Firm to reassess real estate

Published 8:11 am Friday, August 7, 2009

FRANKLIN—After a controversial go-round in 2008, an appraisal firm is in the beginning stages of the 2010 general reassessment of real estate in Franklin.

Appraisers from Wampler-Eanes Appraisal Group Ltd., the same Daleville, Va.-based firm that conducted the 2008 reassessment, are in the process of performing a sales study to determine general fair market values of real property in the city.

“They’re only looking at sales in Franklin,” said Brenda Rickman, the city’s commissioner of revenue. “They don’t look at prices in any of the surrounding counties.”

In 2008, the firm drew ire from some city residents for what they felt were inflated property assessments, as well as claims that one of the appraisers wasn’t licensed. According to Rickman, the city put out a bid for an appraisal firm in 2007 and Wampler-Eanes was awarded a contract to perform reassessments in 2008, 2010 and 2012.

“We just need to better understand the process to make sure that the process is being followed,” said Councilman Benny Burgess.

Mayor Jim Councill said that the 2010 reassessment would likely be more closely scrutinized by the City Council.

“We’ll pay particular attention and ask some of the harder questions,” Councill said. He noted that concerns about the firm’s 2008 reassessment are still fresh on some citizens’ minds because it was brought up in the recent joint meeting between Franklin and Southampton County.

A team of appraisers will inspect every taxable and non-taxable parcel in the city to determine the current fair market value as required by state law.

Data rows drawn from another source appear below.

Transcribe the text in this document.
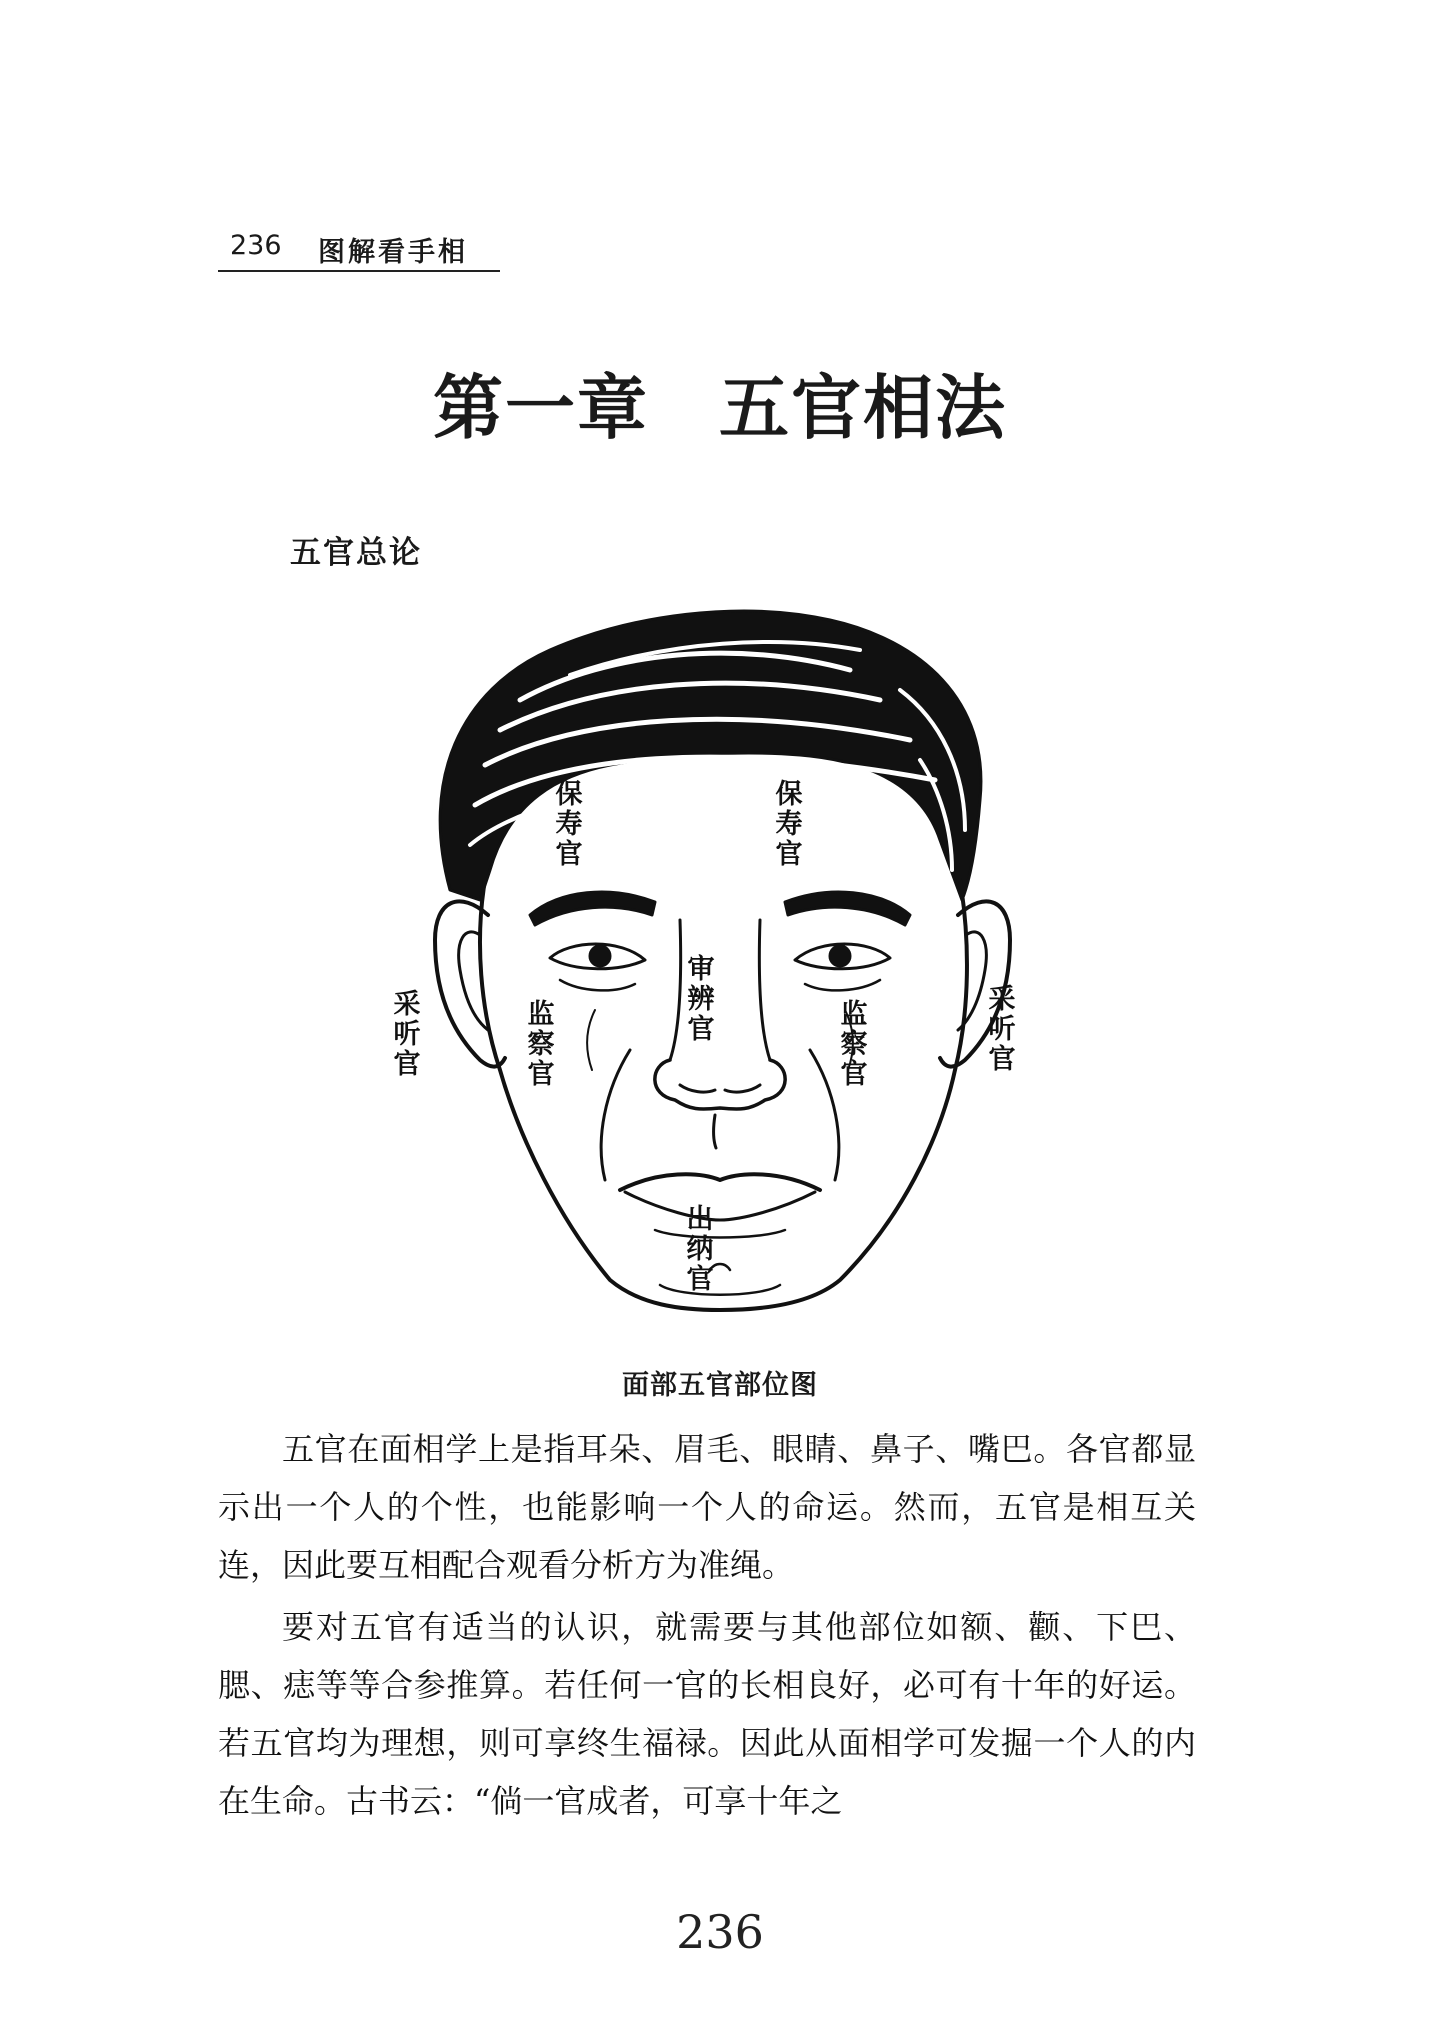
236 图解看手相
第一章 五官相法
五官总论
保
寿
官
保
寿
官
审
辨
官
监
察
官
监
察
官
采
听
官
采
听
官
出
纳
官
面部五官部位图

五官在面相学上是指耳朵、眉毛、眼睛、鼻子、嘴巴。各官都显示出一个人的个性，也能影响一个人的命运。然而，五官是相互关连，因此要互相配合观看分析方为准绳。

要对五官有适当的认识，就需要与其他部位如额、颧、下巴、腮、痣等等合参推算。若任何一官的长相良好，必可有十年的好运。若五官均为理想，则可享终生福禄。因此从面相学可发掘一个人的内在生命。古书云：“倘一官成者，可享十年之

236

After the 2008 reassessment, the City Council reduced the property tax rate from 90 cents per $100 of assessed value to 77 cents, to reflect higher assessments. Property values in the city increased nearly 17 percent after the 2008 assessment.

“The market has changed,” Rickman said. “Ultimately, council decides the tax rate, and that determines how much you pay in taxes.”

Councill said that the city hasn’t raised taxes in two years and the budget is “extremely tight.” He said that property tax hikes and cuts are done to keep property owners’ actual tax bills relatively flat.

Rickman said that the current state of the economy and the housing market will likely result in lower assessments. However, she acknowledged that the assessments may not fall as much as some would expect.

“I feel like they will drop some, but I don’t know how much,” she said. “Nobody really knows until all the figures come in.” Wampler-Eanes will continue to analyze sales through May 2010.

Burgess said that he also expects a decrease in property values in the city.

“I’m expecting that in the city of Franklin, we will see a decrease,” he said. “Properties just aren’t selling.”

Wampler-Eanes expects to mail out 2010 assessed values in late May or early June 2010. Rickman said that property owners have three options if they’re not pleased with the assessed value of their property. They can make an appointment with the assessor to discuss their concerns, come before the Board of Equalization or take action in the courts.

Rickman said that city property owners should be aware that appraisers are coming to their doors. She said that if no one is home, appraisers may leave a notice for the owner to call the city’s real estate office.

It’s very important that they do so, to ensure an accurate assessment, she said.